If everyone and everything were loved, honored, and respected in such a sacred way; if we lived once again in balance and harmony with all life; would pollution, deforestation, fracking, overfishing, and genetic modification of organisms be the same as they are today? Until we find our way back into right relationship with ourselves and others, chances are the climate change crisis will indeed persist.

[i] Grigori, J. W. (2015). Grandfather Fire and the Circle of Animal Brothers. On A Shaman’s Tales: Stories and Songs from an American Shaman. https://jadewahoogrigori.bandcamp.com/album/a-shamans-tales-stories-and-songs-from-an-american-shaman

[ii] Blackie, S. (2016). If women rose rooted: A life-changing journey to authenticity and belonging. September Publishing.
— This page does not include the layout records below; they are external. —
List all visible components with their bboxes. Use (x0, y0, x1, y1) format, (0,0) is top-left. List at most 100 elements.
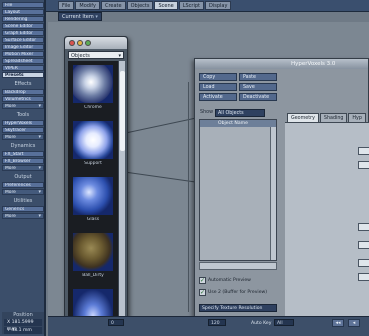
toolbar-heading-effects: Effects (14, 81, 32, 87)
load-button[interactable]: Load (199, 83, 237, 91)
toolbar-button-hypervoxels[interactable]: HyperVoxels (2, 120, 44, 126)
texture-resolution-label: Specify Texture Resolution (202, 306, 263, 311)
close-button[interactable] (69, 40, 75, 46)
toolbar-button-more[interactable]: More (2, 213, 44, 219)
toolbar-button-spreadsheet[interactable]: Spreadsheet (2, 58, 44, 64)
tab-shading[interactable]: Shading (319, 113, 348, 122)
preset-category-select[interactable]: Objects ▾ (68, 51, 124, 59)
geometry-field[interactable] (358, 147, 369, 155)
geometry-field[interactable] (358, 273, 369, 281)
preset-label: Glass (86, 217, 100, 222)
auto-key-select[interactable]: All (274, 319, 294, 326)
toolbar-heading-dynamics: Dynamics (10, 143, 36, 149)
use-buffer-checkbox[interactable]: ✓ (199, 289, 206, 296)
current-item-select[interactable]: Current Item ▾ (58, 12, 102, 21)
left-toolbar: File Layout Rendering Scene Editor Graph Edi… (0, 0, 46, 336)
show-value: All Objects (218, 111, 244, 116)
presets-titlebar[interactable] (65, 37, 127, 49)
toolbar-button-fx-browser[interactable]: FX_Browser (2, 158, 44, 164)
preset-item[interactable]: Ball_Dirty (70, 233, 116, 285)
play-back-icon: ◂ (352, 320, 356, 326)
tab-hyp[interactable]: Hyp (348, 113, 366, 122)
tab-modify[interactable]: Modify (75, 1, 100, 10)
save-button[interactable]: Save (239, 83, 277, 91)
toolbar-button-skytracer[interactable]: Skytracer (2, 127, 44, 133)
toolbar-heading-output: Output (14, 174, 32, 180)
frame-start-field[interactable]: 0 (108, 319, 124, 326)
object-list[interactable]: Object Name (199, 119, 277, 261)
toolbar-button-rendering[interactable]: Rendering (2, 16, 44, 22)
preset-label: Ball_Dirty (82, 273, 104, 278)
geometry-field[interactable] (358, 223, 369, 231)
tab-create[interactable]: Create (100, 1, 126, 10)
top-toolbar: File Modify Create Objects Scene LScript Displ… (0, 0, 369, 12)
geometry-field[interactable] (358, 259, 369, 267)
tab-file[interactable]: File (58, 1, 75, 10)
preset-item[interactable]: Chrome (70, 65, 116, 117)
preset-item[interactable]: Support (70, 121, 116, 173)
geometry-field[interactable] (358, 161, 369, 169)
preset-thumbnail (73, 121, 113, 159)
tab-scene[interactable]: Scene (154, 1, 178, 10)
preset-thumbnail (73, 177, 113, 215)
toolbar-button-more[interactable]: More (2, 165, 44, 171)
toolbar-button-fx-start[interactable]: FX_Start (2, 151, 44, 157)
minimize-button[interactable] (77, 40, 83, 46)
tab-lscript[interactable]: LScript (178, 1, 205, 10)
position-heading: Position (13, 312, 33, 318)
toolbar-button-volumetrics[interactable]: Volumetrics (2, 96, 44, 102)
automatic-preview-row: ✓ Automatic Preview (199, 277, 251, 284)
texture-resolution-select[interactable]: Specify Texture Resolution (199, 304, 277, 312)
viewport-grid-line (188, 82, 189, 312)
toolbar-button-motion-mixer[interactable]: Motion Mixer (2, 51, 44, 57)
toolbar-button-layout[interactable]: Layout (2, 9, 44, 15)
tab-display[interactable]: Display (205, 1, 232, 10)
tab-geometry[interactable]: Geometry (287, 113, 319, 122)
show-label: Show (200, 110, 213, 115)
automatic-preview-label: Automatic Preview (208, 278, 251, 283)
toolbar-button-viper[interactable]: VIPER (2, 65, 44, 71)
zoom-button[interactable] (85, 40, 91, 46)
preset-item[interactable]: Glass (70, 177, 116, 229)
preset-scrollbar[interactable] (118, 61, 125, 336)
show-select[interactable]: All Objects (215, 109, 265, 117)
paste-button[interactable]: Paste (239, 73, 277, 81)
toolbar-button-generics[interactable]: Generics (2, 206, 44, 212)
copy-button[interactable]: Copy (199, 73, 237, 81)
hypervoxels-tabs: Geometry Shading Hyp (287, 113, 366, 122)
show-row: Show All Objects (199, 109, 265, 117)
play-back-button[interactable]: ◂ (348, 319, 360, 327)
preset-list: ChromeSupportGlassBall_DirtyBall_ChipsBl… (68, 61, 118, 336)
preset-scroll-thumb[interactable] (120, 71, 125, 151)
toolbar-button-more[interactable]: More (2, 134, 44, 140)
deactivate-button[interactable]: Deactivate (239, 93, 277, 101)
toolbar-button-preferences[interactable]: Preferences (2, 182, 44, 188)
timeline-bar: 0 120 Auto Key All ◂◂ ◂ (48, 316, 369, 336)
chevron-down-icon: ▾ (118, 53, 121, 59)
toolbar-button-image-editor[interactable]: Image Editor (2, 44, 44, 50)
activate-button[interactable]: Activate (199, 93, 237, 101)
tab-objects[interactable]: Objects (126, 1, 154, 10)
hypervoxels-title: HyperVoxels 3.0 (195, 59, 368, 69)
position-readout: Position X 181.5999 mm Y 48.1 mm (2, 312, 44, 334)
toolbar-button-file[interactable]: File (2, 2, 44, 8)
toolbar-button-more[interactable]: More (2, 189, 44, 195)
object-list-scrollbar[interactable] (270, 127, 276, 260)
hypervoxels-panel: HyperVoxels 3.0 Copy Paste Load Save Act… (194, 58, 369, 322)
frame-end-field[interactable]: 120 (208, 319, 226, 326)
previous-key-button[interactable]: ◂◂ (332, 319, 344, 327)
toolbar-button-more[interactable]: More (2, 103, 44, 109)
position-x-field[interactable]: X 181.5999 mm (4, 319, 42, 332)
toolbar-button-presets[interactable]: Presets (2, 72, 44, 78)
automatic-preview-checkbox[interactable]: ✓ (199, 277, 206, 284)
toolbar-button-graph-editor[interactable]: Graph Editor (2, 30, 44, 36)
toolbar-button-surface-editor[interactable]: Surface Editor (2, 37, 44, 43)
use-buffer-label: Use 2 (Buffer for Preview) (208, 290, 268, 295)
object-name-column-header[interactable]: Object Name (200, 120, 276, 127)
geometry-tab-content (285, 122, 369, 322)
toolbar-button-backdrop[interactable]: Backdrop (2, 89, 44, 95)
geometry-field[interactable] (358, 241, 369, 249)
position-y-field[interactable]: Y 48.1 mm (4, 327, 42, 334)
toolbar-button-scene-editor[interactable]: Scene Editor (2, 23, 44, 29)
object-list-hscrollbar[interactable] (199, 262, 277, 270)
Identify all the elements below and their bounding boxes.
[iii] Turner, T.-p. (2017). Belonging: Remembering Ourselves Home. Her Own Room Press.

[iv] Merlo, L., Pepper, J., Reid, B. et al. Cancer as an evolutionary and ecological process. Nat Rev Cancer 6, 924–935 (2006). https://doi.org/10.1038/nrc2013

[v] Livni, E. (2017, September 9). The simple metaphor that’s increasingly getting in the way of scientific progress. Quartz. https://qz.com/1072039/the-simple-metaphor-thats-increasingly-getting-in-the-way-of-scientific-progress/amp

[vi] Eisenstein, C. (2013). The more beautiful world our hearts know is possible (Vol. 2). North Atlantic Books.

[vii] Amy.(2023). Asking the Land for Permission. Following Hawks. https://followinghawks.com/ask-land-permission/

[viii] Brown University. (2022, November 5). ‘Braiding Sweetgrass’ author: ‘We haven’t loved the land enough.’ News from Brown. https://www.brown.edu/news/2022-11-04/kimmerer

[ix] Kimmerer, R. (2013). Braiding sweetgrass: Indigenous wisdom, scientific knowledge and the teachings of plants. Milkweed editions.